Sara Nael, 17, is not part of any team. A senior at the same school, she won't go near a volleyball game this fall, having failed to make the team as a freshman. She considered trying out for something else but eventually concluded that playing in high school sports "doesn't look fun."

The two students represent what is both positive -- and distressing -- about the state of youth sports today. High school athletes are fitter, more skilled and better trained than ever before. But these top-notch athletes, say many health and fitness experts, have become the singular focus of the youth sports system -- while teenagers of average or low ability no longer warrant attention.

"What is happening at the high school level is, we're principally satisfying kids who are elite athletes -- the best, the most skilled, the most developed in their particular sport," says Bruce Svare, a critic of the nation's youth sports system and director of the National Institute for Sports Reform, based in Selkirk, N.Y. But, Svare adds, "we're forgetting everyone else in terms of their health and fitness needs."

Although more than 7 million adolescents -- almost half, nationwide -- participate in high school athletic activities, according to the National Federation of State High School Assns., researchers such as Svare say the statistics belie the truth about youth sports.

For starters, a growing student population is pushing up overall participation numbers. And the national figures include activities such as recreational bowling and cheerleading that traditionally have not been considered competitive sports. Plus, researchers add, the participation rate is inflated by small and private schools where participation is typically high.

In large urban high schools, such as those in Southern California, the interscholastic sports participation rate is thought to be much lower, 20% to 30%, says Svare, a professor of psychology and neuroscience at State University of New York at Albany.

The face of those urban teams has changed dramatically in recent years. Scores of students today -- including average teenagers who have played recreational sports for years before high school -- are losing out to athletes who often specialize in one sport, play on private club teams and have personal coaches or trainers.

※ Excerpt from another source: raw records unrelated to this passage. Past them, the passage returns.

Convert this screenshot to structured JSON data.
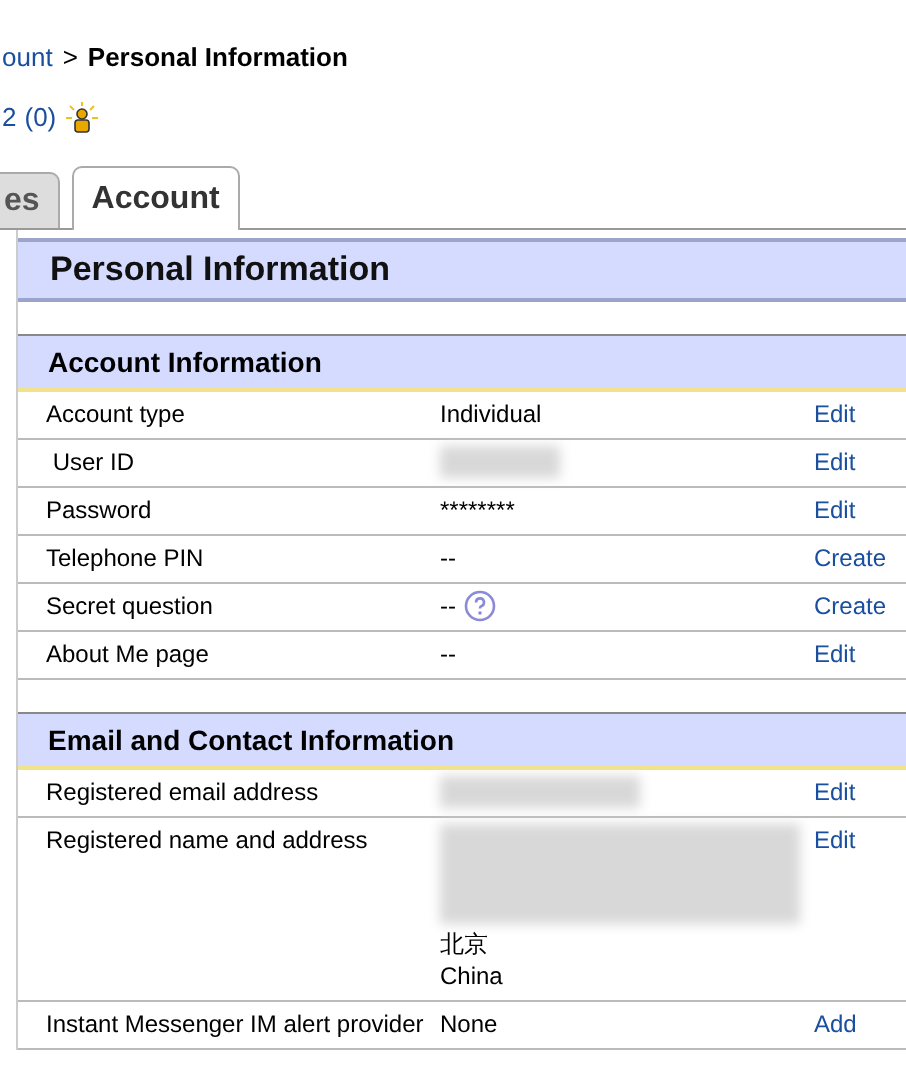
{
  "breadcrumb": {
    "link": "ount",
    "separator": ">",
    "current": "Personal Information"
  },
  "feedback": {
    "score": "2",
    "count": "(0)"
  },
  "tabs": [
    {
      "label": "es",
      "selected": false
    },
    {
      "label": "Account",
      "selected": true
    }
  ],
  "page_title": "Personal Information",
  "sections": [
    {
      "title": "Account Information",
      "rows": [
        {
          "label": "Account type",
          "value_lines": [
            "Individual"
          ],
          "redacted": false,
          "help": false,
          "action": "Edit"
        },
        {
          "label": " User ID",
          "value_lines": [],
          "redacted": true,
          "help": false,
          "action": "Edit"
        },
        {
          "label": "Password",
          "value_lines": [
            "********"
          ],
          "redacted": false,
          "help": false,
          "action": "Edit"
        },
        {
          "label": "Telephone PIN",
          "value_lines": [
            "--"
          ],
          "redacted": false,
          "help": false,
          "action": "Create"
        },
        {
          "label": "Secret question",
          "value_lines": [
            "--"
          ],
          "redacted": false,
          "help": true,
          "action": "Create"
        },
        {
          "label": "About Me page",
          "value_lines": [
            "--"
          ],
          "redacted": false,
          "help": false,
          "action": "Edit"
        }
      ]
    },
    {
      "title": "Email and Contact Information",
      "rows": [
        {
          "label": "Registered email address",
          "value_lines": [],
          "redacted": true,
          "help": false,
          "action": "Edit"
        },
        {
          "label": "Registered name and address",
          "value_lines": [
            "北京",
            "China"
          ],
          "redacted": true,
          "help": false,
          "action": "Edit"
        },
        {
          "label": "Instant Messenger IM alert provider",
          "value_lines": [
            "None"
          ],
          "redacted": false,
          "help": false,
          "action": "Add"
        }
      ]
    }
  ]
}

"The level of fitness and ability that kids have to have now is so much greater than it used to be," says Mike West, athletic director of 2,800-student Chino Hills High School and a certified trainer with the National Athletic Trainers' Assn. "When students come in as freshmen, they want to be part of a team. If they don't make it, it's very disappointing. What do they turn to? Some very focused kids will find another activity. But others -- they go a different way."

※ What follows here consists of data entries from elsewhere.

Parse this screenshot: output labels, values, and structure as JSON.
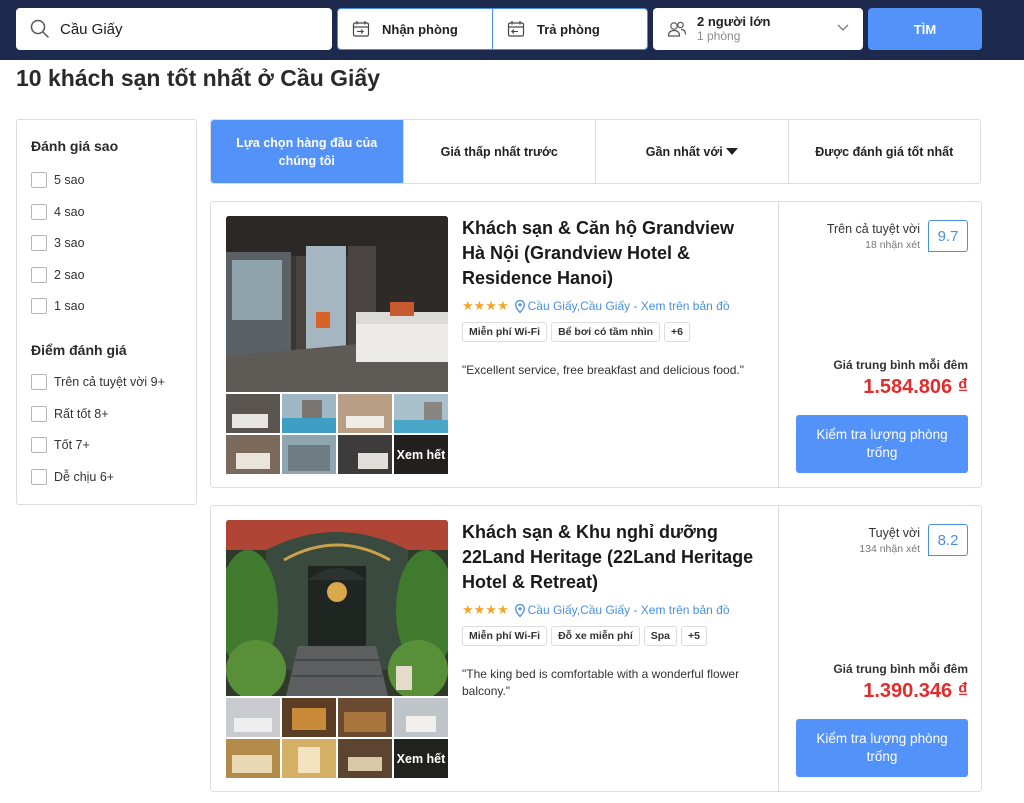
{
  "search": {
    "destination_value": "Cầu Giấy",
    "checkin_label": "Nhận phòng",
    "checkout_label": "Trả phòng",
    "guests_label": "2 người lớn",
    "rooms_label": "1 phòng",
    "find_button": "TÌM"
  },
  "page_title": "10 khách sạn tốt nhất ở Cầu Giấy",
  "filters": {
    "stars_title": "Đánh giá sao",
    "stars_options": [
      "5 sao",
      "4 sao",
      "3 sao",
      "2 sao",
      "1 sao"
    ],
    "score_title": "Điểm đánh giá",
    "score_options": [
      "Trên cả tuyệt vời 9+",
      "Rất tốt 8+",
      "Tốt 7+",
      "Dễ chịu 6+"
    ]
  },
  "sort_tabs": [
    {
      "label": "Lựa chọn hàng đầu của chúng tôi",
      "active": true
    },
    {
      "label": "Giá thấp nhất trước",
      "active": false
    },
    {
      "label": "Gần nhất với",
      "active": false
    },
    {
      "label": "Được đánh giá tốt nhất",
      "active": false
    }
  ],
  "hotels": [
    {
      "name": "Khách sạn & Căn hộ Grandview Hà Nội (Grandview Hotel & Residence Hanoi)",
      "stars": 4,
      "stars_text": "★★★★",
      "location": "Cầu Giấy,Cầu Giấy - Xem trên bản đồ",
      "amenities": [
        "Miễn phí Wi-Fi",
        "Bể bơi có tầm nhìn",
        "+6"
      ],
      "review": "\"Excellent service, free breakfast and delicious food.\"",
      "rating_text": "Trên cả tuyệt vời",
      "review_count": "18 nhận xét",
      "score": "9.7",
      "price_label": "Giá trung bình mỗi đêm",
      "price": "1.584.806 ₫",
      "book_button": "Kiểm tra lượng phòng trống",
      "see_all": "Xem hết"
    },
    {
      "name": "Khách sạn & Khu nghỉ dưỡng 22Land Heritage (22Land Heritage Hotel & Retreat)",
      "stars": 4,
      "stars_text": "★★★★",
      "location": "Cầu Giấy,Cầu Giấy - Xem trên bản đồ",
      "amenities": [
        "Miễn phí Wi-Fi",
        "Đỗ xe miễn phí",
        "Spa",
        "+5"
      ],
      "review": "\"The king bed is comfortable with a wonderful flower balcony.\"",
      "rating_text": "Tuyệt vời",
      "review_count": "134 nhận xét",
      "score": "8.2",
      "price_label": "Giá trung bình mỗi đêm",
      "price": "1.390.346 ₫",
      "book_button": "Kiểm tra lượng phòng trống",
      "see_all": "Xem hết"
    }
  ],
  "colors": {
    "topbar": "#1d2a4d",
    "accent": "#5392f9",
    "price": "#e12d2d",
    "stars": "#f5a623"
  }
}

The reasons for the declining opportunities have long been in the making. Gradual funding cuts have slashed the number of teams offered at many high schools; teachers, whether simply uninterested or overburdened, are less likely today to volunteer to coach freshmen teams or intramural sports; and the emergence of club sports has forced those of average ability or limited financial means to the sidelines. Moreover, say critics, teams are too often formed with the goal of entertaining the public, not providing an educational experience to students.

But with soaring rates of obesity and plummeting fitness scores among adolescents, some educators and health experts are pushing for changes in the way schools run athletic programs.

"High school sports has the obligation to be educational," says Daniel R. Gould, director of the Institute for the Study of Youth Sports at Michigan State University. "That doesn't mean coaches can't cut kids. But they need to be just as concerned about getting all kids to develop a lifelong love of activity as they do about winning."

Fewer teams

Adults may remember the days when high schools provided freshman-sophomore teams, "B" teams and intramural sports programs in addition to the varsity and junior varsity squads. The array of teams provided opportunities for kids of various levels of skill and dedication.